Contrary to persistent rhetoric of food self-sufficiency, a severe famine has now befallen Ethiopia. More than eight million people are in need of emergency food aid. In what is quintessential of the regime’s behavior, the authorities have now imposed an internal administrative ban that restricts the movement of journalists to cover the famine. A regime that conducted a farcical election last May in which the ruling party won 100 percent “victory,” without press scrutiny, is again bent on hiding a looming starvation from the media. Yet the fact remains: Ethiopia is too large to seal it off from media scrutiny, local or foreign.

One more reason makes Temesgen unique: He is the first journalist in the country convicted for merely writing in the press. So far, the regime’s courts have convicted journalists for crimes of complicity with unknown “foreign enemies” or “terrorist organizations,” based on charges of attempts to “destabilize the constitutional order and the peace of the country.” This makes Temesgen’s conviction tantamount to a blanket conviction against the very spirit of freedom of expression and press as a whole. Defenders of human rights should never fail to take this serious danger to freedom of expression into account.

Simply for his writings, Temesgen now suffers from two concurrent ordeals. First, on numerous occasions the authorities denied him access to family and visitors without any explanation whatsoever. Worse, he has been suffering from chronic back pain, yet the authorities have rebuffed all requests to allow him get medical treatment. Credible sources, including the Voice of America Radio that airs programs specifically to Ethiopian audiences, claimed in October 2015 that Temesgen’s health had deteriorated and he had lost partial hearing.
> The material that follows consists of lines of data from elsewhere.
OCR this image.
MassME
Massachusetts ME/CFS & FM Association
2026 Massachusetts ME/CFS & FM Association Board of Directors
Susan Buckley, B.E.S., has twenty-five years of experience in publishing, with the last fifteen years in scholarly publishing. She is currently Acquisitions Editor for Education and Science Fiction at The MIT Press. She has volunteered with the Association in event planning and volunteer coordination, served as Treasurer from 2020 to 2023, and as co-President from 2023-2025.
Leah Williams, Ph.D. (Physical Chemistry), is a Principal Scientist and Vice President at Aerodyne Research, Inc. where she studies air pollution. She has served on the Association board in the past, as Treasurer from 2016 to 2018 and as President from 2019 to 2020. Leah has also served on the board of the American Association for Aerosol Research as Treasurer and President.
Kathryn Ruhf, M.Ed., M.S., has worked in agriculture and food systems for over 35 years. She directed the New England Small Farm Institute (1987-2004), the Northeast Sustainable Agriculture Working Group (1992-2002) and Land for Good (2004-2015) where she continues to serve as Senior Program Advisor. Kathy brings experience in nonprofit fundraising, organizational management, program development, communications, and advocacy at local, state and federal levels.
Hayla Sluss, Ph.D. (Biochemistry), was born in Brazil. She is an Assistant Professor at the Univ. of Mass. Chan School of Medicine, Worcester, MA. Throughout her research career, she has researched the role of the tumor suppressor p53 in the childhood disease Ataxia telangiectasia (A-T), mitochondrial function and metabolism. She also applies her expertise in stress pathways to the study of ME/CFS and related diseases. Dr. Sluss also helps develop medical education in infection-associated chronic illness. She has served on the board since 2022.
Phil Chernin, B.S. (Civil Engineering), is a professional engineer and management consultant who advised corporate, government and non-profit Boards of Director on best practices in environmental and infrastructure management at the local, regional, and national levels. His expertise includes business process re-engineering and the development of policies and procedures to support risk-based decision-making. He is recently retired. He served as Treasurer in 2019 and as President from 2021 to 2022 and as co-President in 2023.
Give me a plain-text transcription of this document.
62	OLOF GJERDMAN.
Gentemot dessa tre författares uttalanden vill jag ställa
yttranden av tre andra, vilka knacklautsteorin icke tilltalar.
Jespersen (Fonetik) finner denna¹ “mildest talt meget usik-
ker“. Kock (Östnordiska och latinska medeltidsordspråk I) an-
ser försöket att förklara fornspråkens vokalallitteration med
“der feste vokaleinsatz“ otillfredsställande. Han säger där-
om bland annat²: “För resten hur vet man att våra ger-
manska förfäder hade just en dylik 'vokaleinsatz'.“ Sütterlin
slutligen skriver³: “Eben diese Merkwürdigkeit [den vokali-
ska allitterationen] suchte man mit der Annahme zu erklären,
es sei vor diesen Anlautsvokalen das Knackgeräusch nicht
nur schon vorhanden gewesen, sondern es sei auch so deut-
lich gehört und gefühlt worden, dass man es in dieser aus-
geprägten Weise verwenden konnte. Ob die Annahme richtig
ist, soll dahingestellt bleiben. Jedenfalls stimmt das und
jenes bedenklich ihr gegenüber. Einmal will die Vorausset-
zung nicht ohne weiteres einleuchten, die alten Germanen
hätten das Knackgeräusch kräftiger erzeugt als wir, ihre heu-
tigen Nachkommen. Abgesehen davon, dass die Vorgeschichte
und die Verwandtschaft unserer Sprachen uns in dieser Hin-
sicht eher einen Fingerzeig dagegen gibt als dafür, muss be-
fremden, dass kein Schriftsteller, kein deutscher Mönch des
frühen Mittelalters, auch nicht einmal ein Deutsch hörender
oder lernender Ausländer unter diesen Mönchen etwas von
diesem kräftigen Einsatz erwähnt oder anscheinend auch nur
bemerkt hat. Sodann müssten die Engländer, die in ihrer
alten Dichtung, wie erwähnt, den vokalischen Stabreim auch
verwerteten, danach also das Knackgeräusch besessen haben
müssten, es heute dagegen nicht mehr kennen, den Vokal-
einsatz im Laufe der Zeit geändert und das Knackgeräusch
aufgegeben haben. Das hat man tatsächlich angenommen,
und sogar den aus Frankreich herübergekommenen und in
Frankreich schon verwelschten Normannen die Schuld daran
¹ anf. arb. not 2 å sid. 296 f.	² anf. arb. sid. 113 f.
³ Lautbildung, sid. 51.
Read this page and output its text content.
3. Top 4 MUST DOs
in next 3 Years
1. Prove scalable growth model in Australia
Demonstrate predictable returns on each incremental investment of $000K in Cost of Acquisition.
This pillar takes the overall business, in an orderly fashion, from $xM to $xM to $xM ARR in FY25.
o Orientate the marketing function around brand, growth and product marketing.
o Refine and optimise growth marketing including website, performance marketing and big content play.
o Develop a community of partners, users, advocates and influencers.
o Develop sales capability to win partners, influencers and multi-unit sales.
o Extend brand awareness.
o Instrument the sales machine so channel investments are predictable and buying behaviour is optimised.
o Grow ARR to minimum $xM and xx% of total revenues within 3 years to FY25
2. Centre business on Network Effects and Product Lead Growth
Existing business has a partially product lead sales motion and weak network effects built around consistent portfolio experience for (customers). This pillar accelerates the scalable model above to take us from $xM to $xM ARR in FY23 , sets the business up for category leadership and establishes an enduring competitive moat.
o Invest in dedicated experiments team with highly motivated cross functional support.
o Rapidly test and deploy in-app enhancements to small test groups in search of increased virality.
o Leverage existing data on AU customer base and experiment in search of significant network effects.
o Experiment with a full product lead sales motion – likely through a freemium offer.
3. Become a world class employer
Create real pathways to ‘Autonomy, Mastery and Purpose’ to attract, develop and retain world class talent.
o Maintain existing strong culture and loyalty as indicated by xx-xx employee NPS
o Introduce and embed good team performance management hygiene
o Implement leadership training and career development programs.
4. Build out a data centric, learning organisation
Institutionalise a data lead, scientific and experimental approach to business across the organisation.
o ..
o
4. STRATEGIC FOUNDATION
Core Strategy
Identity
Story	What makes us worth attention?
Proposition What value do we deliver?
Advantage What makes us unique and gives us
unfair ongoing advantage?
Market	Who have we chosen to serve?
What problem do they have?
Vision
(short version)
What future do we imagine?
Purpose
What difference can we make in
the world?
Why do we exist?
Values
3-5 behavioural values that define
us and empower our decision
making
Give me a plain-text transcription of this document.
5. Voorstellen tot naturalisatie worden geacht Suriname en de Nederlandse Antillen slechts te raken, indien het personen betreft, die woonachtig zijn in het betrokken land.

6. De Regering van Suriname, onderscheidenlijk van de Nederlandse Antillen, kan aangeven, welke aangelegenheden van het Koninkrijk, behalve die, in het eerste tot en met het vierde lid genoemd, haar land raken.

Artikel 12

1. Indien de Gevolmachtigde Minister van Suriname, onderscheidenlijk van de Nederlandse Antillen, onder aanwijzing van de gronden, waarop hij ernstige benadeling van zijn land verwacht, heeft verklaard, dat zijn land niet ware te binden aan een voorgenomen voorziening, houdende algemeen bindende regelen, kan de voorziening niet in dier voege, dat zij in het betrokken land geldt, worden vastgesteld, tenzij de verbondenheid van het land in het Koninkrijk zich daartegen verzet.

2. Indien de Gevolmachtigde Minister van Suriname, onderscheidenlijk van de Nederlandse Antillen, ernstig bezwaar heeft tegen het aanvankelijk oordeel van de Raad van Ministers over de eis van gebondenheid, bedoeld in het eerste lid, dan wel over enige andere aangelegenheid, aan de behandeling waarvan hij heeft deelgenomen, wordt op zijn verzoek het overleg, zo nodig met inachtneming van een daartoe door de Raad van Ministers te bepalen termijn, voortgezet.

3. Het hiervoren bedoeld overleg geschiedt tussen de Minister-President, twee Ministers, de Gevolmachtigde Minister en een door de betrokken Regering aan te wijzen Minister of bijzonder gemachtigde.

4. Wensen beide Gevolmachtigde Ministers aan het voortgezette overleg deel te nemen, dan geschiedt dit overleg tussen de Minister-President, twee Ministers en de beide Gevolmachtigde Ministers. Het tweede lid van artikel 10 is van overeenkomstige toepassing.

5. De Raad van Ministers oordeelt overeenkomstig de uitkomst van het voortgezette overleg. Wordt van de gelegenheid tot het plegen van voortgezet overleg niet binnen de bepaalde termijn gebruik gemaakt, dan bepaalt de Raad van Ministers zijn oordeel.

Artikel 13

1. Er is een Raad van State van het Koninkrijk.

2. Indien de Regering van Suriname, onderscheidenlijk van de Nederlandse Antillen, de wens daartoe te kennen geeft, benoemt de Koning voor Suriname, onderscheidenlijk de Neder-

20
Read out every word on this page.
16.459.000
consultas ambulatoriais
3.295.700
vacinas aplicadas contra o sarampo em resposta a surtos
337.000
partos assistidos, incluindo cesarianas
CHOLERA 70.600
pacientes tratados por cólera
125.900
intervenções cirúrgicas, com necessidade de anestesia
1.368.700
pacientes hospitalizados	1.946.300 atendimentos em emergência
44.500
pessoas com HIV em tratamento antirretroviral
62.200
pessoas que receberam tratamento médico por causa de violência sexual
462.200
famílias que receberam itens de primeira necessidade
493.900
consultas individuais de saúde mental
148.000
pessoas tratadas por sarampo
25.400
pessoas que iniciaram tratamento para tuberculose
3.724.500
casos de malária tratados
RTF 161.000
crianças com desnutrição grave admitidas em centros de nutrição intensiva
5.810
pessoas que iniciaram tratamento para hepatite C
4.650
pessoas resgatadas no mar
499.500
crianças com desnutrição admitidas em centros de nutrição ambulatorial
In part, Temesgen’s article exposing the ill treatment of prisoners, which was slipped out of prison in February 2015 and published in several news websites, could be a reason for his ordeal. In Ethiopia, these ordeals are hardly surprising, however. The regime in general harbors irreverence to the constitution it claims to defend. Alas, it also harbors extreme vengeance against those who speak truth to power.

In actual fact, Temesgen has been forgotten under the shadow of the recently acquitted and released Zone-9 bloggers. Yet I must also point out that Zelalem, a member of the Zone 9 bloggers, was denied exit from the country one week ago while heading to Brussels to receive the 2015 Reporters without Borders Award given to the collective blogging group. In any case, Temesgen’s right of access to family, legal counsel, visitors, and medical treatment is long overdue. Ethiopia’s handling of imprisoned journalists and the press in general has gone beyond intolerable limits.

Now, instead of believing the Ethiopian prime minister’s recent remark that he is “open to criticism,” which is nothing more than the usual lip service, all defenders of freedom of expression should step up the pressure on the government to unconditionally release all imprisoned journalists languishing in notorious prison cells, including my former colleague, Temesgen Desalegn.